LIBIA

Cos’hanno guadagnato i libici con la rivoluzione?

di Mustafa Feturi (*)

Sono già passati quattro anni e la domanda è se la Libia e i libici hanno ottenuto qualcosa di positivo per cui valga la pena  continuare a pagare un tale alto prezzo.

 

Migliaia di libici sono ancora profughi all’interno della Libia, e vivono di elemosine e di carità in accampamenti improvvisati sparsi per tutto un paese ricco di petrolio. Tawergha, una città costiera ad est di Misrata illustra quanto sta succedendo: la totalità dei suoi 40.000 abitanti ancora non è potuta tornare a casa. Negli ultimi giorni della guerra del 2011, le milizie distrussero quasi tutte le case e gli affari della città. Altre migliaia di famiglie del sud, dell’est e della stessa Tripoli vivono ancora lontano dalle loro case. Dall’estate scorsa Bengasi, dove cominciò tutto quattro anni fa, è praticamente una città fantasma.

 

Altre migliaia di libici, compreso io stesso, fuggirono a Tunisi, in Egitto, negli Stati del Golfo o in diversi paesi europei in cerca di sicurezza e pace, o semplicemente perché non potevano restare in Libia per paura di arresti arbitrari o della morte.

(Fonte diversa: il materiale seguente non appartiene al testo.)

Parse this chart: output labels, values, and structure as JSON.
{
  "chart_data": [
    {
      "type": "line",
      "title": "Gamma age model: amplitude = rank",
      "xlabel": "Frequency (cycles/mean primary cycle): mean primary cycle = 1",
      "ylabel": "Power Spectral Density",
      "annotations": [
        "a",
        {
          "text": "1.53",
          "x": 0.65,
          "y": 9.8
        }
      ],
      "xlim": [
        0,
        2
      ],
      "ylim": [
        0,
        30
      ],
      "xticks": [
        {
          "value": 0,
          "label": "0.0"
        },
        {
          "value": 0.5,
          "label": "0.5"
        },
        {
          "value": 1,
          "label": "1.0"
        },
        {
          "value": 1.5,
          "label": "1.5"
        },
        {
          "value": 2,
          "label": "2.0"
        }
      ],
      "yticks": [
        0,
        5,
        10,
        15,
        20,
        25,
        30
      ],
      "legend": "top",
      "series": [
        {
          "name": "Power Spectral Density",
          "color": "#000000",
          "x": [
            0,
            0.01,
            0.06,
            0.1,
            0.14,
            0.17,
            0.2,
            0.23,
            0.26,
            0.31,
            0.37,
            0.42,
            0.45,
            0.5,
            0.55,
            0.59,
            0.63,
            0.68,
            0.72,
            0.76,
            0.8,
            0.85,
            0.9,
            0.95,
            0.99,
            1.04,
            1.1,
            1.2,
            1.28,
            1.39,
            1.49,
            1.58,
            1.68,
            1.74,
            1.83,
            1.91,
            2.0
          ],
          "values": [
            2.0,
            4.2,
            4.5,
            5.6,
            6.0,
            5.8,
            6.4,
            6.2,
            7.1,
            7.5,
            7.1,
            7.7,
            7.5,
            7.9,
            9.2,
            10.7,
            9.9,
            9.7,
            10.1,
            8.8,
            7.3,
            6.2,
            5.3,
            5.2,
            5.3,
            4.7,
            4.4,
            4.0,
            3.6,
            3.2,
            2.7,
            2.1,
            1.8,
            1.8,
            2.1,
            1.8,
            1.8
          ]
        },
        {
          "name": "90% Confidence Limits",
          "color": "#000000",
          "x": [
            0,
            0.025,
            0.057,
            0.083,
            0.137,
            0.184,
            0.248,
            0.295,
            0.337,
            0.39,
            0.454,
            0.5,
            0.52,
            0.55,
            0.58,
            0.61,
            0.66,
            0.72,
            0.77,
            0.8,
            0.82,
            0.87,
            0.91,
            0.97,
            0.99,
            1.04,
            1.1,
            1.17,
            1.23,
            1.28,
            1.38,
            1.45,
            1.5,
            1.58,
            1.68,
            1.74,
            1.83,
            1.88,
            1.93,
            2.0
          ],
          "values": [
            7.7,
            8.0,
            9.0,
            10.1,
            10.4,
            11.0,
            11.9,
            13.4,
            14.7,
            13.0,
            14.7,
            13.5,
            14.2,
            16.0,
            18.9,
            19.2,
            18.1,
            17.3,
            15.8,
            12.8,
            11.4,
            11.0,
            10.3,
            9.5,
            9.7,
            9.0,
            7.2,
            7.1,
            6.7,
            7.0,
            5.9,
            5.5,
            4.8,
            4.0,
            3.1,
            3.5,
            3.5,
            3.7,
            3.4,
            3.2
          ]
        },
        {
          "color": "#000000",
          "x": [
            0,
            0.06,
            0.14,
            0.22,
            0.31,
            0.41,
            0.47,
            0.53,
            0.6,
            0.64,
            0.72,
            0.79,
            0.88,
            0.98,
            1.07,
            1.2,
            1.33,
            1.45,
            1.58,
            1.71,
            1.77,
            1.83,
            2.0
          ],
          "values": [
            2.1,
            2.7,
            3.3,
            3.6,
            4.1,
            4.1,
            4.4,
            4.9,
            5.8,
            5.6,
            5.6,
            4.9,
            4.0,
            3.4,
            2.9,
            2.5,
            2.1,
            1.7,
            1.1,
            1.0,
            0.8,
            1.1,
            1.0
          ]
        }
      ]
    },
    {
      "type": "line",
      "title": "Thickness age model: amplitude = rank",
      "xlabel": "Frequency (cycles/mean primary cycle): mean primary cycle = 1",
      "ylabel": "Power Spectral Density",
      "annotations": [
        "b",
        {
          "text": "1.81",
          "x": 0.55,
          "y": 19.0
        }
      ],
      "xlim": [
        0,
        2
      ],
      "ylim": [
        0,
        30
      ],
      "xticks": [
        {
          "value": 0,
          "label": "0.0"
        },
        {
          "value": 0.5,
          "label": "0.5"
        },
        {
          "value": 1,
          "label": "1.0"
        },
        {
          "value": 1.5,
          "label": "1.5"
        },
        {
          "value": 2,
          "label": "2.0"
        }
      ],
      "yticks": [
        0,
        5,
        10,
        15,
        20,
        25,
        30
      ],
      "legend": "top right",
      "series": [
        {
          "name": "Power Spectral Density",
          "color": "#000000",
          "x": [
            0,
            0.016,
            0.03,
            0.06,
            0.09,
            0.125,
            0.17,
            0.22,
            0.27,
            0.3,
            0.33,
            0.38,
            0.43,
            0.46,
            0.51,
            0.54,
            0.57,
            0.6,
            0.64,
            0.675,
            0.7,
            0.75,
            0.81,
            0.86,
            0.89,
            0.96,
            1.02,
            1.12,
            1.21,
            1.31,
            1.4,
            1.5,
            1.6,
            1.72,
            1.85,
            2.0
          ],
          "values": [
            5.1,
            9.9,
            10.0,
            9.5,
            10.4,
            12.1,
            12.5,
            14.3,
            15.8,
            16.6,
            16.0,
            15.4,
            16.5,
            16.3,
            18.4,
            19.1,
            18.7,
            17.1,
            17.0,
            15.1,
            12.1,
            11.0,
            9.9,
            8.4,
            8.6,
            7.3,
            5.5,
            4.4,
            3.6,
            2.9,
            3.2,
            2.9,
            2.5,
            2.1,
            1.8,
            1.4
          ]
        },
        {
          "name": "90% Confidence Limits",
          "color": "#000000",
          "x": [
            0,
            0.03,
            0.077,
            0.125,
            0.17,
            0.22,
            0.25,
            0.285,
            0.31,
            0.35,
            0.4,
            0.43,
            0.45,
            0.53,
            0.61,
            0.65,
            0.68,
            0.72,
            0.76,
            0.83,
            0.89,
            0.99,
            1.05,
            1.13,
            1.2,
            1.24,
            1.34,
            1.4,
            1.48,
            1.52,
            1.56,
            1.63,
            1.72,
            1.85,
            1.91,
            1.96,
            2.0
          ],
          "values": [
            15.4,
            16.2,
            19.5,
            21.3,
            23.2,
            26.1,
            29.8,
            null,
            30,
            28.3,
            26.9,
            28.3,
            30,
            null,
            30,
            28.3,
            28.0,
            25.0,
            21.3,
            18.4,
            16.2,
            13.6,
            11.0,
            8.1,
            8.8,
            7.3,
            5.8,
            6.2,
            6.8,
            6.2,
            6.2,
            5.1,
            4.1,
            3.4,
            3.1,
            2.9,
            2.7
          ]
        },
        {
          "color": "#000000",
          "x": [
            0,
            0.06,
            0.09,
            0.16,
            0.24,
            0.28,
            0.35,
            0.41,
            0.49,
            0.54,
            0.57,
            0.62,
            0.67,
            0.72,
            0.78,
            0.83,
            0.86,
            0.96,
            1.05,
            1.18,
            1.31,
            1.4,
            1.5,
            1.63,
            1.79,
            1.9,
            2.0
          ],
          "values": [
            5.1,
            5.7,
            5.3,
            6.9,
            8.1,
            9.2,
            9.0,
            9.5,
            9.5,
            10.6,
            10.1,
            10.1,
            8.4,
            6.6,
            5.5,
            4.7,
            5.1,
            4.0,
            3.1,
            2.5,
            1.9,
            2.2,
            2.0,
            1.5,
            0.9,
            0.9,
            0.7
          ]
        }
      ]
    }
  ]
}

Decine di ex funzionari del regime, e tra loro Saif al-Islam Gheddafi, figlio di Gheddafi, continuano ad essere prigionieri in un limbo legale all’interno di un sistema giuridico fallito che non è riuscito, fino ad ora, a produrre sentenze di condanna. Un'altra cifra sconosciuta di libici innocenti languiscono nelle carceri delle milizie o, semplicemente, sono spariti. Io conosco un paio di casi in cui, dopo quattro anni di sparizione, le famiglie continuano a non sapere cosa è stato dei loro cari.

 

In termini economici la situazione è oscura. Tutti i grandi progetti di infrastrutture che erano in corso quando scoppiò la guerra – molti in fase finale – sono rimasti in sospeso e sono stati saccheggiati dopo che gli investitori stranieri che arrivavano in Libia prima del 2011 se ne andarono dal paese, senza prospettive di ritorno a breve. La Libia affronta la bancarotta perché la sua unica fonte di divise, la produzione di petrolio, si è ridotta ad un quarto di quanto era quattro anni fa.

 

A Tripoli, come in ogni parte del paese, l’elettricità e la scarsezza di combustibile dominano la vita quotidiana. La media delle ore del giorno senza luce raggiunge le 12 ore quanto ho visitato per l’ultima volta Tripoli nell’ottobre 2014. Ora c’è stato un lieve miglioramento, ma anche così i black out elettrici si producono almeno per 9 ore al giorno e in alcuni paesi l’elettricità è disponibile solo un giorno si e uno no. Cucinare su cucine a gas, se questo si trova al mercato nero, costa circa 500 dinari libici (368 dollari), cinque volte di più di quanto costava prima della guerra.

 

La società libica è stata divisa come mai prima. Ci vorranno anni per recuperare l’armonia sociale e la forma di vita pacifica di cui i libici godevano prima del febbraio 2011, quando la guerra causò  disastri nella vita quotidiana di quasi tutte le famiglie libiche.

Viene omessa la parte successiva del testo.